Camille Claudel, 1886 yılında o şık elbisesiyle ünlü fotoğrafçı Etienne Carjat’ın evine gitti ve fotoğraf makinesinin karşısına oturdu. Çok mutluydu. Amerikalı dostu Florence Jeans’in anket defterini de bu dönemde doldurmuştu. Kadının en asil değeri sizce nedir? sorusunu “Kocasını rahatsız etmek”, mutsuzluk demek? sorusunu ise “bir sürü çocuğu olan bir anne olmak” diyerek yanıtlamıştı.
1864 doğumlu ve yaklaşık 11 yaşından itibaren yontan Camille Claudel, 1890’larda Fransız burjuva sınıfını tehdit edecek yeni kadınlardan biriydi. Çünkü o zaanatı değil, sanatı seçmişti. Ve bunun bedelini pahalı ödeyecekti.

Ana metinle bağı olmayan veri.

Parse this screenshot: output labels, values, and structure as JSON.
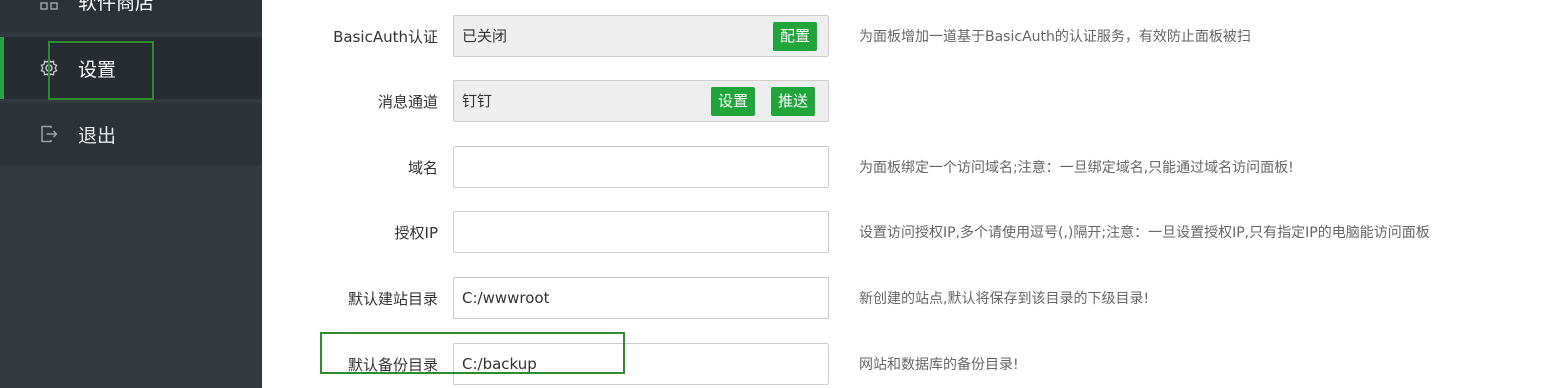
{
  "sidebar": {
    "items": [
      {
        "label": "软件商店",
        "icon": "grid-icon"
      },
      {
        "label": "设置",
        "icon": "gear-icon"
      },
      {
        "label": "退出",
        "icon": "logout-icon"
      }
    ]
  },
  "settings": {
    "basic_auth": {
      "label": "BasicAuth认证",
      "value": "已关闭",
      "button": "配置",
      "hint": "为面板增加一道基于BasicAuth的认证服务，有效防止面板被扫"
    },
    "message_channel": {
      "label": "消息通道",
      "value": "钉钉",
      "button_set": "设置",
      "button_push": "推送"
    },
    "domain": {
      "label": "域名",
      "value": "",
      "hint": "为面板绑定一个访问域名;注意：一旦绑定域名,只能通过域名访问面板!"
    },
    "auth_ip": {
      "label": "授权IP",
      "value": "",
      "hint": "设置访问授权IP,多个请使用逗号(,)隔开;注意：一旦设置授权IP,只有指定IP的电脑能访问面板"
    },
    "site_dir": {
      "label": "默认建站目录",
      "value": "C:/wwwroot",
      "hint": "新创建的站点,默认将保存到该目录的下级目录!"
    },
    "backup_dir": {
      "label": "默认备份目录",
      "value": "C:/backup",
      "hint": "网站和数据库的备份目录!"
    }
  },
  "colors": {
    "sidebar_bg": "#323a40",
    "accent_green": "#20a53a",
    "highlight_box": "#2e8b2e"
  }
}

O yıllarda böylesi yeni kadına karşı Fransız hükümeti bir dizi politika geliştirmişti. Bunun bir alanı da sanattı. Örneğin Bezeme Sanatları Merkez Birliği ve Kadınlar Komitesi. Bu birlik ve komite üyeleri, 1890 yılında Fransız modern biçeminin ayrıntılarını betimlediler. Bu, kadınsı, iç mekanlara ait ve organikti. Yeni kadının hapsedildiği yuvasının duvarlarını yıkıp çıkabileceğinden endişelenen Fransız hükümeti bunu durdurma görevini Merkez Birliği üyelerine vermişti. Birlik üyeleri, kadına sanat değil, zanaat adına yeni güçler verebilirdi. Kadın bezeyebilirdi ama yaratamazdı. Kadın süsleyebilir ama yontamazdı. Oysa Rodin ve Camille, birlikte diz dize çalıştıkları atölyeden sonsuza kadar ayrıldıklarında Kimin Slave’i kimin Gülen Çocuk’u yaptığı bir türlü anlaşılmayacaktı. Rodin’in The Cry’i ya da The Study of the head of a young girl with a Chignon or Negress Head gerçekte kime aitti? Çünkü ikili yoğun bir şekilde birlikte çalışıyordu. Alçıların birbirine karışması ve imzalanmamış olanların gerçekte kime ait olduğu konusunda soru işareti yaratabilirdi... 1889 yılında, Rodin ve Camille çok mutluydular. Beraberliklerinin en mutlu dönemiydi. Islette Şatosu’nda kalıyorlardı. Bazen Rodin şehre iniyor. O zaman Camille, burada kalıp güneşlenmeye ve çalışmaya devam ediyordu. O yıl eve yakın nehirde yüzmeye karar veridiğinde, Rodin’e Bon Marche’den bir yüzme kostümü siparişi verdi.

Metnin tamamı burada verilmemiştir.